4. Il résulte des dispositions des articles D. 99 à D. 102 du code de procédure pénale que le travail auquel les détenus peuvent prétendre constitue pour eux non seulement une source de revenus mais encore un mode de meilleure insertion dans la vie collective de l'établissement, tout en leur permettant de faire valoir des capacités de réinsertion. Si une décision de suspension d'emploi, quelle qu'en soit le fondement, revêt par nature le caractère d'une mesure temporaire, elle n'en constitue pas moins un acte administratif susceptible de faire l'objet d'un recours pour excès de pouvoir, eu égard à sa nature et à l'importance de ses effets propres sur la situation des détenus, tout particulièrement dans le cas où cette décision est prise, comme en l'espèce, en vue d'assurer le maintien de l'ordre public et de la sécurité de l'établissement ou la protection de la sécurité des personnes, y compris de celle du détenu classé, pour une durée fixée, non en référence à un plafond légal, mais de manière strictement proportionnelle à ce qu'exige le but qui justifie cette mesure provisoire.

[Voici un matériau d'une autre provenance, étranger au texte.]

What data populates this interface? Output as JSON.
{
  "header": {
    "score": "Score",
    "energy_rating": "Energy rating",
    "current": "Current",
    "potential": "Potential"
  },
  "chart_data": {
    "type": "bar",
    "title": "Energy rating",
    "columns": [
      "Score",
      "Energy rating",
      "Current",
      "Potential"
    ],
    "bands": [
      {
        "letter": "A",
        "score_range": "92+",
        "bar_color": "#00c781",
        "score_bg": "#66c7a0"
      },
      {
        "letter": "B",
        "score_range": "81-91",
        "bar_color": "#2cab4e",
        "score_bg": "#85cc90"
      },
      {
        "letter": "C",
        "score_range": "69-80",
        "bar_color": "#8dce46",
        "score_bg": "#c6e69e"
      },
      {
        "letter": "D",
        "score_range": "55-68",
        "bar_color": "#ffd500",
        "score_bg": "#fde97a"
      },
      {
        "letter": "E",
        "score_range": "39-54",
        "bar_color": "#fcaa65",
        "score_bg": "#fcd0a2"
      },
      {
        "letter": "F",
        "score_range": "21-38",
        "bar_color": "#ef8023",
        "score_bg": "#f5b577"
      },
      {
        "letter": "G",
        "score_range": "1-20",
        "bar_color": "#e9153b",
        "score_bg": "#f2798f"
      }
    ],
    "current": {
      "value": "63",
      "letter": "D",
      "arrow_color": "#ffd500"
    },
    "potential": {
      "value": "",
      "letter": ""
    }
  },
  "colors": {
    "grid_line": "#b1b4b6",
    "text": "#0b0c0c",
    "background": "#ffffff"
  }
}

5. Dès lors, en rejetant comme irrecevable la demande de M. D... tendant à l'annulation de la décision du 9 septembre 2016 l'ayant suspendu de son emploi, le tribunal a entaché son jugement d'irrégularité. M. C... est fondé, pour ce motif, à demander l'annulation de ce jugement.

6. Il y a lieu d'évoquer et de statuer immédiatement sur les conclusions de M. D....

Sur la légalité de la décision du 9 septembre 2016 :

7. En premier lieu, la décision du 9 septembre 2016 énonce les considérations de droit et de fait qui en constituent le fondement et satisfait dès lors à l'obligation de motivation.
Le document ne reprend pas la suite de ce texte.